According to AbbreviationFinder, pearl fishing became the most important trade in the region. When cultured pearls came onto the market from the beginning of the 1930s, the demand for real pearls fell sharply. The sheikdoms’ economic and financial dependence on Britain continued to grow.

The first oil fields were discovered in the Emirate of Abu Dhabi in the 1950s. Funding started in 1962 and seven years later in Dubai. With the proceeds from the sale of the “black gold”, the region suddenly achieved great prosperity. Desalination plants were built and ended the constant lack of drinking water. The irrigation now possible made it possible to cultivate agricultural crops. From 1966, Sheikh Said ibn Sultan Al-Nahayan tried to expand the social network in the Emirate of Abu Dhabi, which included free medical care for the population and provision for old age. The surrounding neighboring emirates should also benefit from its development program.

At the end of the 1960s, Great Britain withdrew from the Persian Gulf region.
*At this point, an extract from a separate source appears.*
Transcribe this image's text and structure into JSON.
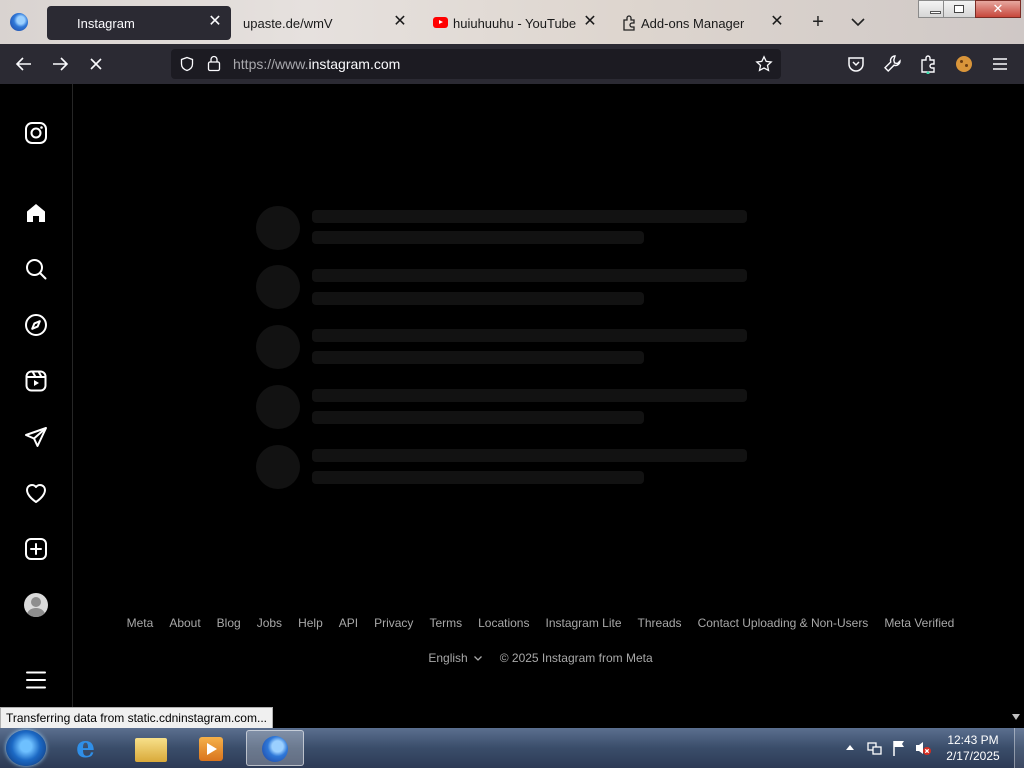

Instead of the protectorate areas, a merger of the Emirates from Bahrain to Oman was planned, but this did not materialize.

In December 1971, the six emirates of Abu Dhabi (Abu Zaby), Dubai (Dubayy), Sharjah (Ash Sharqah), Ajman (Ajman), Fujairah (Al Fujairah) and Umm al-Quaiwan united to form a federal federation with the name “United Arab Emirates” (Al-Imarat al-Arabiyah al-Muttahidah). The small sheikhdom of Ras al-Khaimah joined in 1972 as the seventh emirate. The seat of government became the city of Abu Dhabi in the largest and richest of the Emirates. Said Ibn Sultan Al-Nahayan (Emir of Abu Dhabi since 1966) was elected President of the Federation by the “Supreme Council of Rulers”, which is made up of the seven Emirates.
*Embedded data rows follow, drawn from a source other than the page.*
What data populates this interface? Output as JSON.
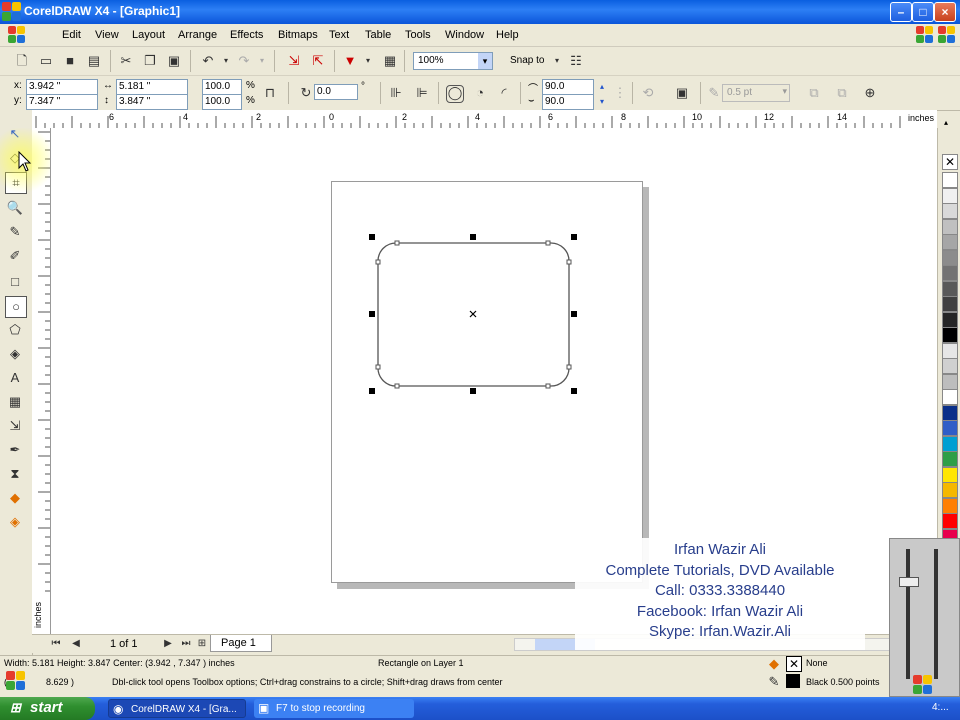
{
  "window": {
    "title": "CorelDRAW X4 - [Graphic1]"
  },
  "menu": [
    "Edit",
    "View",
    "Layout",
    "Arrange",
    "Effects",
    "Bitmaps",
    "Text",
    "Table",
    "Tools",
    "Window",
    "Help"
  ],
  "toolbar": {
    "zoom": "100%",
    "snap_to": "Snap to"
  },
  "property_bar": {
    "x_label": "x:",
    "x_value": "3.942 \"",
    "y_label": "y:",
    "y_value": "7.347 \"",
    "width_value": "5.181 \"",
    "height_value": "3.847 \"",
    "scale_x": "100.0",
    "scale_y": "100.0",
    "percent": "%",
    "rotation": "0.0",
    "degree": "°",
    "corner_top": "90.0",
    "corner_bottom": "90.0",
    "outline_width": "0.5 pt"
  },
  "ruler": {
    "units": "inches",
    "h_labels": [
      "6",
      "4",
      "2",
      "0",
      "2",
      "4",
      "6",
      "8",
      "10",
      "12",
      "14"
    ],
    "v_units": "inches"
  },
  "page_nav": {
    "counter": "1 of 1",
    "tab": "Page 1"
  },
  "status": {
    "line1_left": "Width: 5.181  Height: 3.847  Center: (3.942 , 7.347 )  inches",
    "line1_mid": "Rectangle on Layer 1",
    "line2_left_a": "( -",
    "line2_left_b": "8.629 )",
    "line2_mid": "Dbl-click tool opens Toolbox options; Ctrl+drag constrains to a circle; Shift+drag draws from center",
    "fill_label": "None",
    "outline_label": "Black  0.500 points"
  },
  "taskbar": {
    "start": "start",
    "items": [
      "CorelDRAW X4 - [Gra...",
      "F7 to stop recording"
    ],
    "clock": "4:..."
  },
  "overlay": {
    "lines": [
      "Irfan Wazir Ali",
      "Complete Tutorials, DVD Available",
      "Call: 0333.3388440",
      "Facebook: Irfan Wazir Ali",
      "Skype: Irfan.Wazir.Ali"
    ]
  },
  "palette_colors": [
    "#ffffff",
    "#f0f0f0",
    "#d9d9d9",
    "#c0c0c0",
    "#a6a6a6",
    "#8c8c8c",
    "#737373",
    "#595959",
    "#404040",
    "#262626",
    "#000000",
    "#e6e6e6",
    "#d0d0d0",
    "#bdbdbd",
    "#ffffff",
    "#0a2f8a",
    "#2f5ec7",
    "#00a0d2",
    "#2e9e47",
    "#ffe600",
    "#f5b800",
    "#ff7f00",
    "#ff0000",
    "#e8004c",
    "#c71585",
    "#ff77a8",
    "#ff8a33",
    "#c97a45",
    "#9e8fe0",
    "#6a4fb5"
  ]
}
In the same year the UAE joined the “Arab League” (this organization of Arab states was founded in Cairo in 1945 with the aim of economic, political and military cooperation). In 1974, the state was officially recognized by neighboring Saudi Arabia after the border line between the two countries had been redefined (the border between the two countries has not yet been precisely defined).

In the 1st Gulf War (1980-1988), the UAE joined the Gulf Council under the leadership of Saudi Arabia and supported Iraq against fundamentalist Iran. In 1990 and 1992 (2nd Gulf War), the UAE primarily supported the anti-Iraqi coalition led by the United States with financial means. In the 1990s, the UAE made several defense alliances with western countries (1994 USA, 1995 France, 1997 Germany). In 1996 Abu Dhabi was finally defined as the capital and the previously provisional constitution was adopted as permanent.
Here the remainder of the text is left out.